Destinadas aos veganos, as fake foods oferecem a esses consumidores os paladares dos produtos de origem animal

Pedro Camargo Neto*, O Estado de S.Paulo

16 de outubro de 2020 | 04h00

Em época de fake news temos visto crescerem as fake food. Destinadas aos vegetarianos, ou veganos, procuram oferecer a esses consumidores os paladares dos produtos de origem animal. 

Trata-se de produtos com processamento industrial substituindo alimento natural. Parece-me no mínimo uma incoerência a um grupo de consumidores que sempre se pautou por uma proposta filosófica que vai mesmo além da questão alimentar.

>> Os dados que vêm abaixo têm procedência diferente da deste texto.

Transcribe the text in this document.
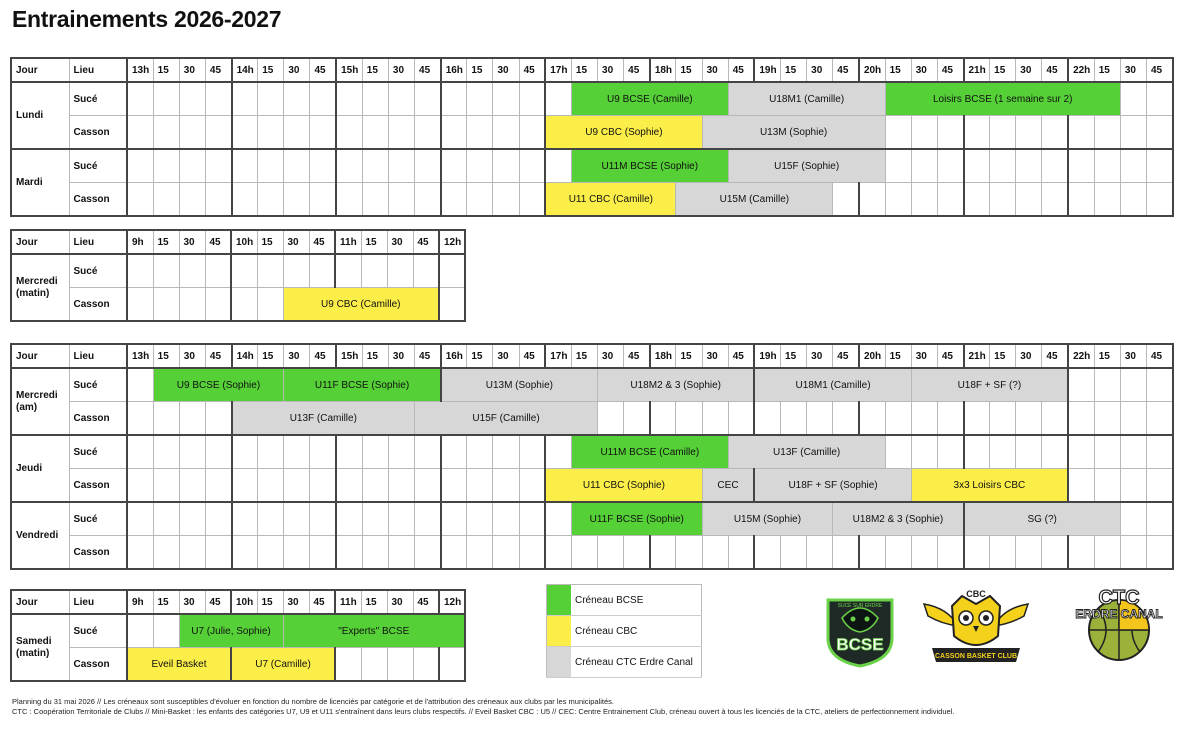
Entrainements 2026-2027
Jour	Lieu	13h	15	30	45	14h	15	30	45	15h	15	30	45	16h	15	30	45	17h	15	30	45	18h	15	30	45	19h	15	30	45	20h	15	30	45	21h	15	30	45	22h	15	30	45
Lundi	Sucé																		U9 BCSE (Camille)						U18M1 (Camille)						Loisirs BCSE (1 semaine sur 2)										
	Casson																	U9 CBC (Sophie)						U13M (Sophie)																	
Mardi	Sucé																		U11M BCSE (Sophie)						U15F (Sophie)																
	Casson																	U11 CBC (Camille)					U15M (Camille)																		
Jour	Lieu	9h	15	30	45	10h	15	30	45	11h	15	30	45	12h
Mercredi (matin)	Sucé													
	Casson							U9 CBC (Camille)						
Jour	Lieu	13h	15	30	45	14h	15	30	45	15h	15	30	45	16h	15	30	45	17h	15	30	45	18h	15	30	45	19h	15	30	45	20h	15	30	45	21h	15	30	45	22h	15	30	45
Mercredi (am)	Sucé		U9 BCSE (Sophie)					U11F BCSE (Sophie)						U13M (Sophie)						U18M2 & 3 (Sophie)						U18M1 (Camille)						U18F + SF (?)									
	Casson					U13F (Camille)							U15F (Camille)																												
Jeudi	Sucé																		U11M BCSE (Camille)						U13F (Camille)																
	Casson																	U11 CBC (Sophie)						CEC		U18F + SF (Sophie)						3x3 Loisirs CBC									
Vendredi	Sucé																		U11F BCSE (Sophie)					U15M (Sophie)					U18M2 & 3 (Sophie)					SG (?)							
	Casson																																								
Jour	Lieu	9h	15	30	45	10h	15	30	45	11h	15	30	45	12h
Samedi (matin)	Sucé			U7 (Julie, Sophie)				"Experts" BCSE						
	Casson	Eveil Basket				U7 (Camille)								
	Créneau BCSE
	Créneau CBC
	Créneau CTC Erdre Canal
SUCÉ SUR ERDRE
BCSE
CBC
CASSON BASKET CLUB
CTC
ERDRE CANAL

Planning du 31 mai 2026 // Les créneaux sont susceptibles d'évoluer en fonction du nombre de licenciés par catégorie et de l'attribution des créneaux aux clubs par les municipalités.

CTC : Coopération Territoriale de Clubs // Mini-Basket : les enfants des catégories U7, U9 et U11 s'entraînent dans leurs clubs respectifs. // Eveil Basket CBC : U5 // CEC: Centre Entrainement Club, créneau ouvert à tous les licenciés de la CTC, ateliers de perfectionnement individuel.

Com o passar do tempo, hábitos alimentares se transformam. Os motivos são diversos desde um maior poder aquisitivo, que facilita o acesso a alimentos mais dispendiosos, o aparecimento de alimentos provenientes de avanços tecnológicos reduzindo custos bem como o desenvolvimento de logísticas de distribuição, até uma natural crescente sofisticação alimentar resultado do processo de globalização.

Passar de alimentos de origem animal para a vegetal já ocorreu antes. Talvez o melhor exemplo seja a entrada do óleo vegetal que praticamente substituiu a banha de porco na cozinha, e a margarina, que ocupou parte do espaço da manteiga. Essa substituição nada tem a ver com o fenômeno das fake food.

Os vegetais têm méritos indiscutíveis e paladares excepcionais. Folhas, vagens, tubérculos, sementes, frutas e flores sempre tiveram seu lugar na mesa, sozinhos, ou somado às carnes e peixes e seus derivados, na procura de uma dieta equilibrada, proporcionando nutrição e prazer gastronômico. São fontes de proteínas, fibras, carboidratos, vitaminas e nutrientes vários. Os paladares são diversos e, certamente, capazes de proporcionar grande satisfação. Por que procurar um paladar outro, fake?

Não quero entrar na ampla defesa que uma dieta equilibrada deve incluir o consumo de carnes em especial para crianças e idosos. Deixo para os profissionais da saúde. Restrinjo os comentários ao lado fake da atual proposta.

Começam por se apropriarem das denominações e imagens dos produtos de origem animal. É o burguer vegetal, e não massa de grãos e legumes com poder alimentício capaz de saciar a fome, produzido de maneira industrial com a inclusão de aditivos e conservantes.

As qualidades organolépticas dos produtos de origem animal são inúmeras. Os diversos cortes bovinos têm características distintas. As diversas opções para carne assada ou de panela, a fraldinha para o churrasco, o quibe cru e sempre o bom bife. 

Os pescados também podem ser fritos, assados, cozidos, defumados ou mesmo crus. A diferenciação de paladar se encontra hoje se forem de aquacultura ou pesca extrativa. Frangos, patos e perus cada um tem suas propostas mais habituais de preparo. 

A carne de porco perdeu a banha e passou a ser conhecida como de suíno perdendo o preconceito que existia quanto à higiene.

Todas têm qualidades e sabores que se defendem sozinhas. Estranho é os consumidores de dietas que negam o caráter onívoro do homem se apropriarem de denominações e imagens que não lhes pertencem.

Continuarei procurando bons pratos vegetais. Não será porém uma feijoada vegetariana como recentemente vi e, sim, um ratatouille, e sempre uma boa salada.